Heather Lea White was granted a divorce, without a trial, from Thomas A. White on March 21 in the Wayne County Circuit Court courtroom of Judge Arthur J. Lombard.
She filed for divorce on Nov. 1 and the case was dismissed on Feb. 6 after she did not show up for a court hearing. Then a motion to reinstate the proceedings was made Feb. 10.
On March 21 White’s U.S. Bankruptcy Court Trustee Wendy Turner Lewis filed a motion for an order approving a compromise between the court and the Gallaway family’s attorney Steven Cohen in the matter of a transfer of $13,990.71 from White’s credit union account on May 16, 2013.
White filed for Chapter 7 bankruptcy on July 19, 2013.
The complaint states that White was insolvent at the time the transfer was made, within 90 days of White filing for bankruptcy, and the account had been frozen.
Cohen denied that the transfer was avoidable stating the funds were his client’s funds that White was required to hold in trust for his clients.
Following negotiations, the Gallaway family agreed to resolve the proceeding for $9,000 which the court approved.
According to Cohen, members of the Gallaway family are beneficiaries to the Thomas Garrett estate and should have received $600,000 from White, who handled the estate, but they got nothing.

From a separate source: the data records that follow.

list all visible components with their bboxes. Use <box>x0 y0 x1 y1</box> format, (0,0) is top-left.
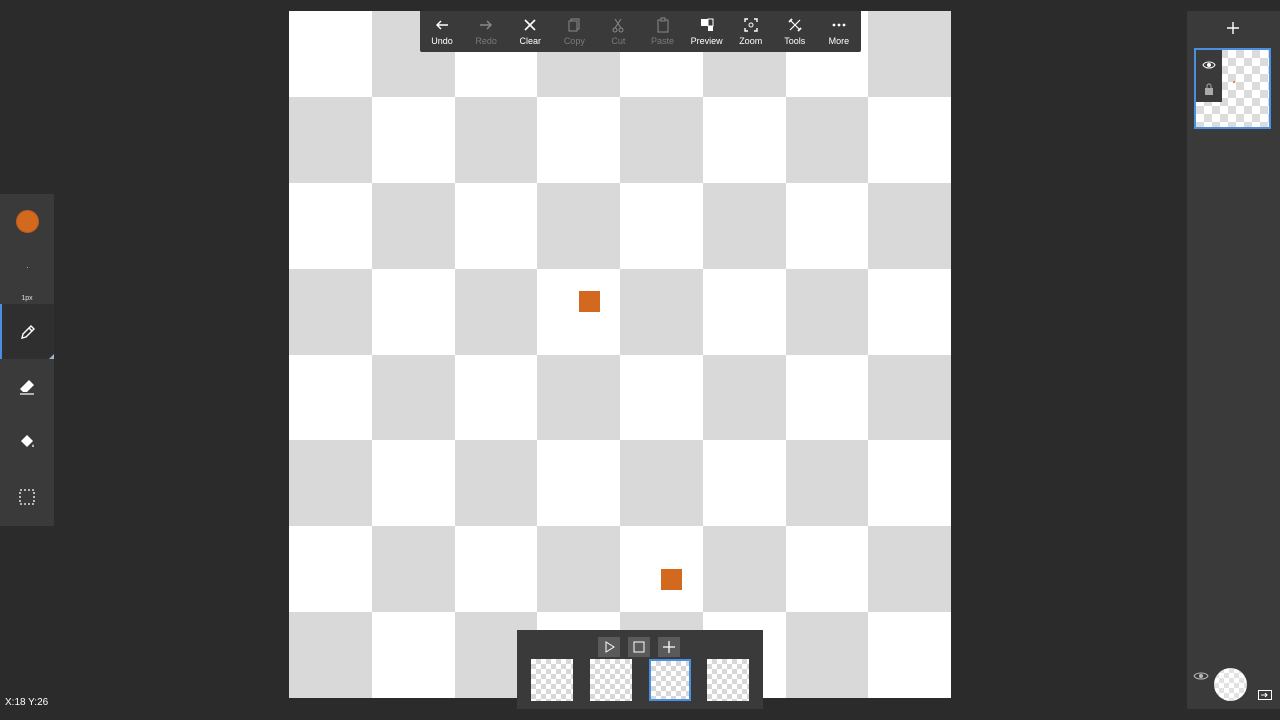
paste-label: Paste <box>651 36 675 46</box>
play-button[interactable] <box>598 637 620 657</box>
redo-button[interactable]: Redo <box>464 11 508 52</box>
arrow-right-icon <box>480 20 493 30</box>
layer-preview-pixel <box>1233 81 1235 83</box>
drawing-canvas[interactable] <box>289 11 951 698</box>
clear-label: Clear <box>519 36 541 46</box>
painted-pixel <box>579 291 600 312</box>
clear-button[interactable]: Clear <box>508 11 552 52</box>
tools-label: Tools <box>784 36 806 46</box>
preview-label: Preview <box>690 36 723 46</box>
collapse-panel-icon[interactable] <box>1258 690 1272 700</box>
copy-icon <box>568 18 580 32</box>
plus-icon <box>1227 22 1239 34</box>
play-icon <box>605 641 615 653</box>
layer-thumbnail[interactable] <box>1194 48 1271 129</box>
redo-label: Redo <box>475 36 497 46</box>
cut-button[interactable]: Cut <box>596 11 640 52</box>
primary-color-swatch <box>15 210 39 233</box>
left-toolbar: 1px <box>0 194 54 526</box>
selection-tool-button[interactable] <box>0 469 54 524</box>
fill-tool-button[interactable] <box>0 414 54 469</box>
undo-label: Undo <box>431 36 453 46</box>
undo-button[interactable]: Undo <box>420 11 464 52</box>
paint-bucket-icon <box>21 434 34 447</box>
preview-button[interactable]: Preview <box>685 11 729 52</box>
lock-icon[interactable] <box>1202 82 1216 96</box>
eraser-tool-button[interactable] <box>0 359 54 414</box>
tools-button[interactable]: Tools <box>773 11 817 52</box>
zoom-label: Zoom <box>739 36 763 46</box>
animation-panel <box>517 630 763 709</box>
frame-thumbnail-1[interactable] <box>531 659 573 701</box>
plus-icon <box>663 641 675 653</box>
color-picker-button[interactable] <box>0 194 54 249</box>
clipboard-icon <box>657 17 669 33</box>
paste-button[interactable]: Paste <box>640 11 684 52</box>
preview-icon <box>700 18 714 31</box>
add-frame-button[interactable] <box>658 637 680 657</box>
more-button[interactable]: More <box>817 11 861 52</box>
more-icon <box>832 23 846 27</box>
cut-label: Cut <box>611 36 626 46</box>
eraser-icon <box>20 379 34 395</box>
more-label: More <box>828 36 850 46</box>
zoom-button[interactable]: Zoom <box>729 11 773 52</box>
cursor-coordinates: X:18 Y:26 <box>5 697 49 708</box>
brush-size-button[interactable]: 1px <box>0 249 54 304</box>
zoom-fit-icon <box>744 18 758 32</box>
arrow-left-icon <box>436 20 449 30</box>
pencil-icon <box>21 324 35 339</box>
eye-icon[interactable] <box>1202 58 1216 72</box>
layers-panel <box>1187 11 1280 709</box>
background-visibility-icon[interactable] <box>1193 669 1209 683</box>
copy-button[interactable]: Copy <box>552 11 596 52</box>
layer-controls <box>1196 50 1222 102</box>
top-toolbar: Undo Redo Clear Copy Cut Paste Preview Z… <box>420 11 861 52</box>
pencil-tool-button[interactable] <box>0 304 54 359</box>
selection-icon <box>19 488 35 505</box>
frame-thumbnail-3[interactable] <box>649 659 691 701</box>
copy-label: Copy <box>563 36 585 46</box>
background-layer-button[interactable] <box>1214 668 1247 701</box>
stop-button[interactable] <box>628 637 650 657</box>
close-icon <box>524 19 536 31</box>
frame-thumbnail-2[interactable] <box>590 659 632 701</box>
brush-size-dot <box>26 267 28 268</box>
brush-size-label: 1px <box>21 295 33 302</box>
painted-pixel <box>661 569 682 590</box>
tools-icon <box>788 18 802 32</box>
stop-icon <box>633 641 645 653</box>
scissors-icon <box>612 18 624 33</box>
add-layer-button[interactable] <box>1221 16 1245 40</box>
frame-thumbnail-4[interactable] <box>707 659 749 701</box>
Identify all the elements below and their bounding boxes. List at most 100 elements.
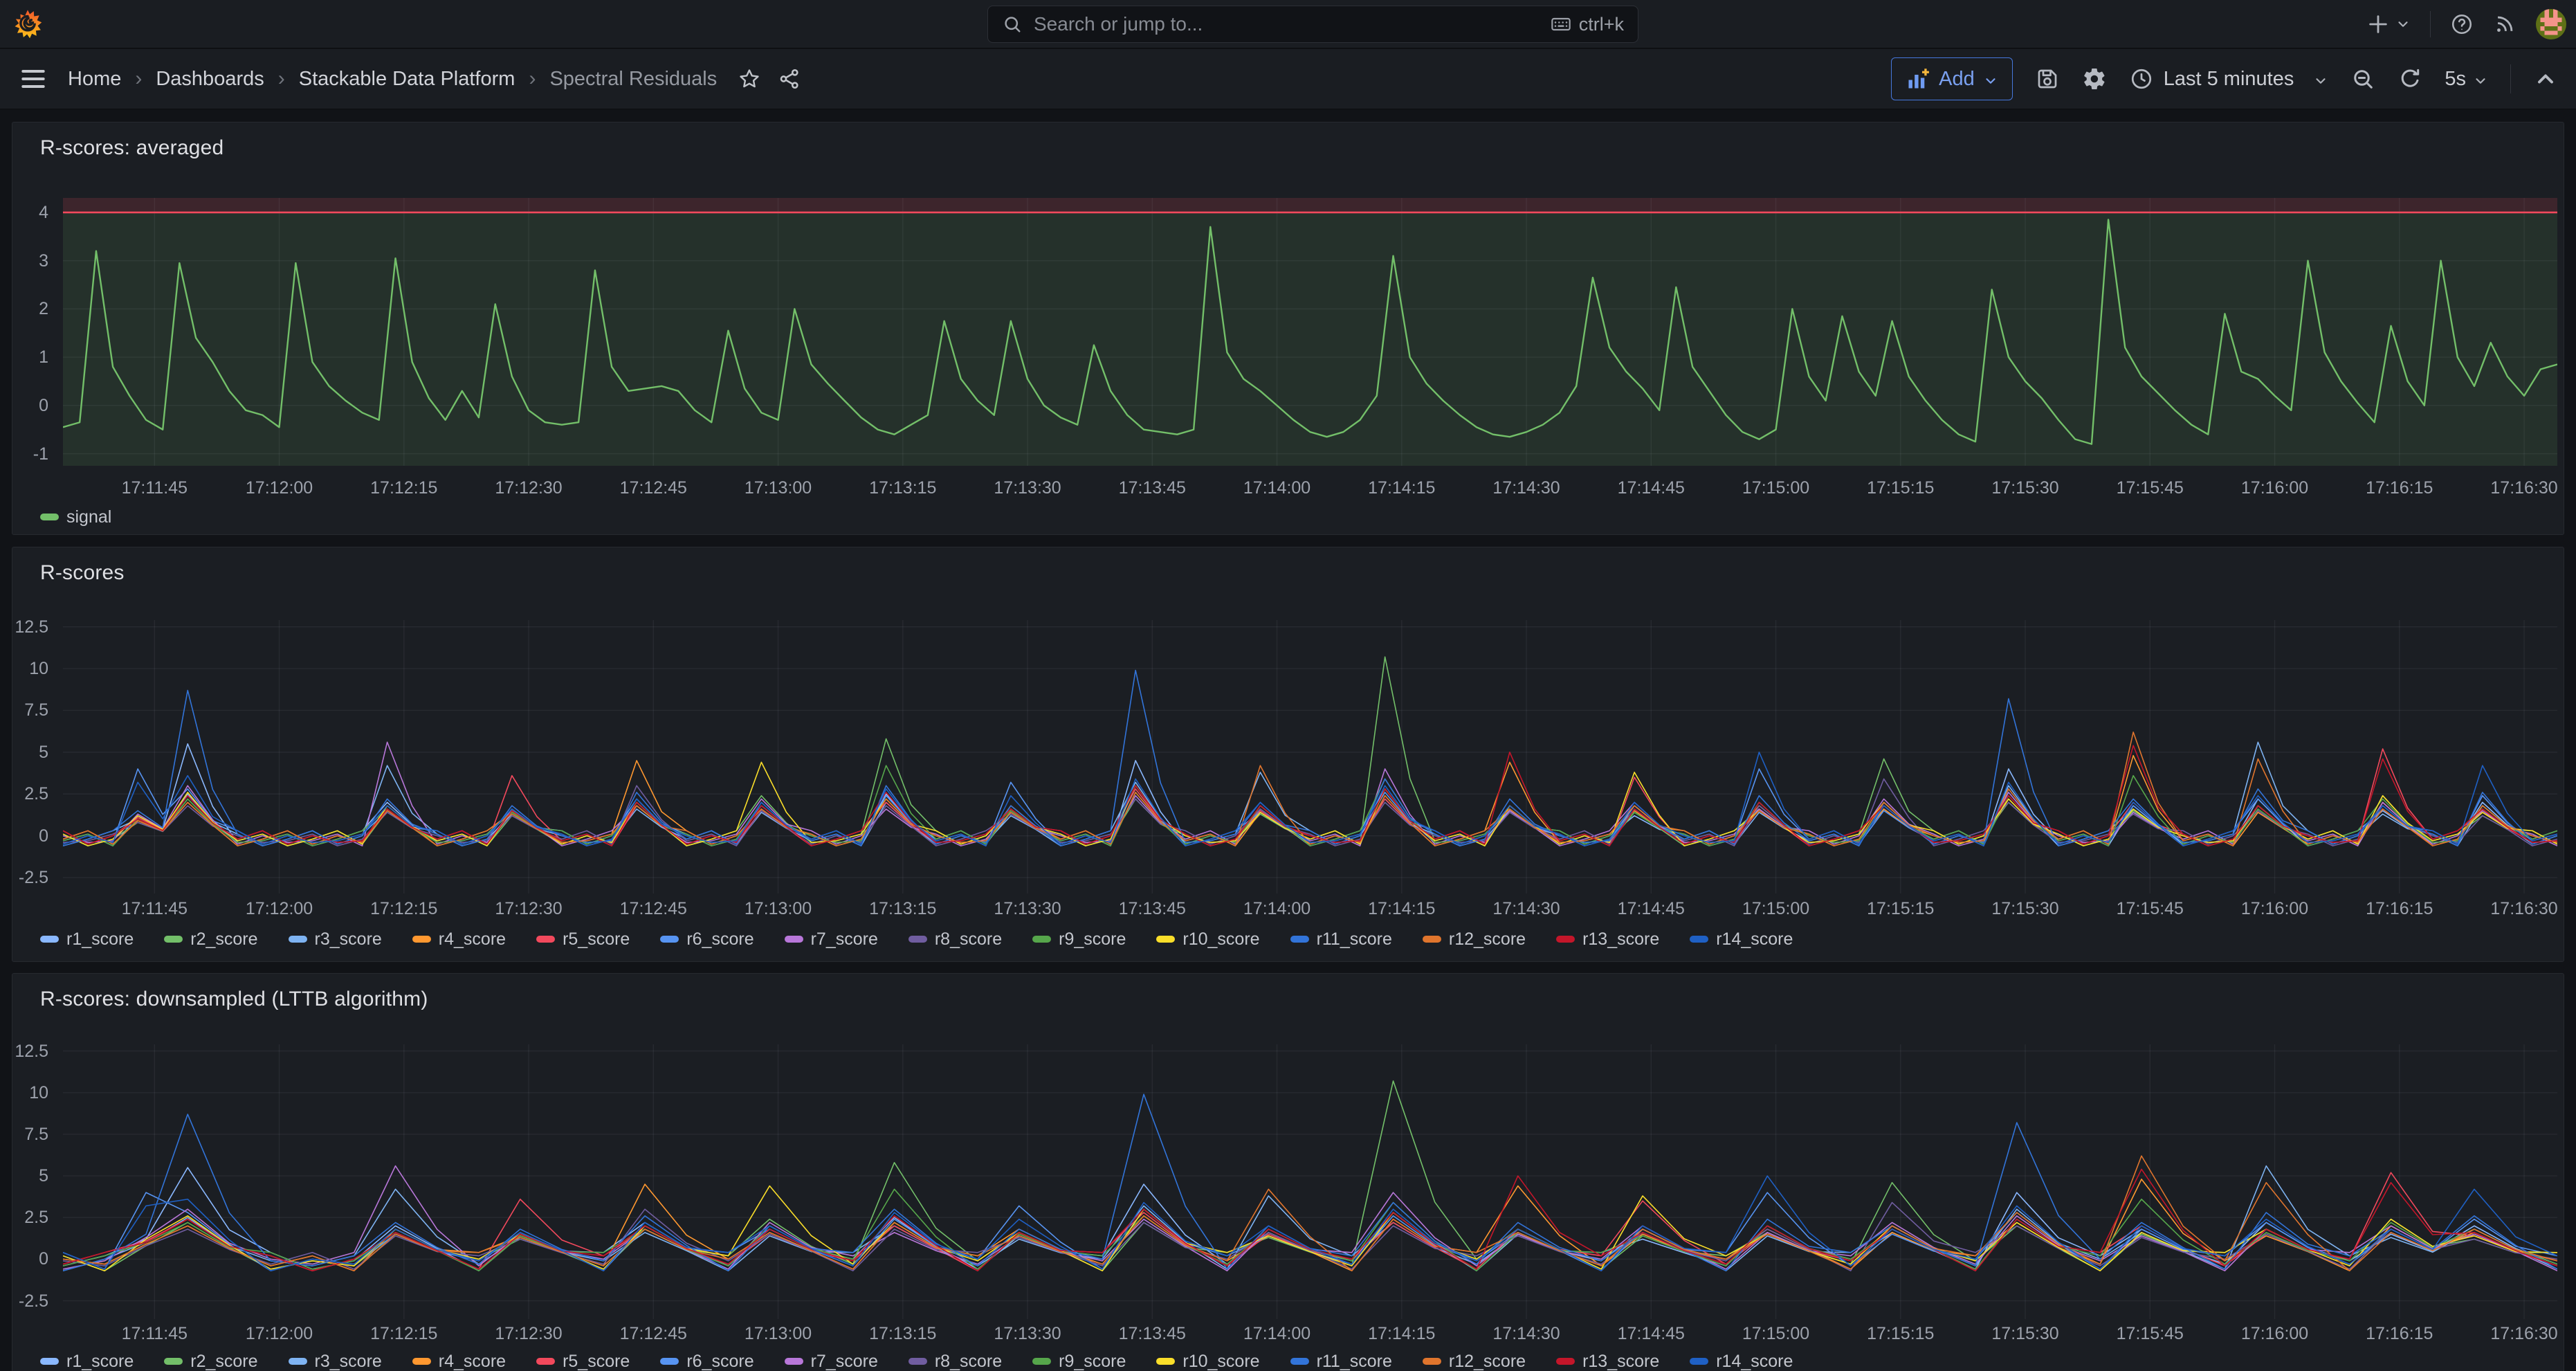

Representing the family, Cohen filed a civil lawsuit against White in December 2012. The court awarded the Gallaway family $350,000, which White never paid.
Also, March 20 was the deadline for debtors to file objections for White’s bankruptcy.
And, Ford Motor Co. was granted relief from the automatic freezing of assets imposed by the bankruptcy for a 2012 Ford Escape leased by White. This allows Ford to repossess and sell the vehicle.
Editor Rosemary K. Otzman also contributed to this report.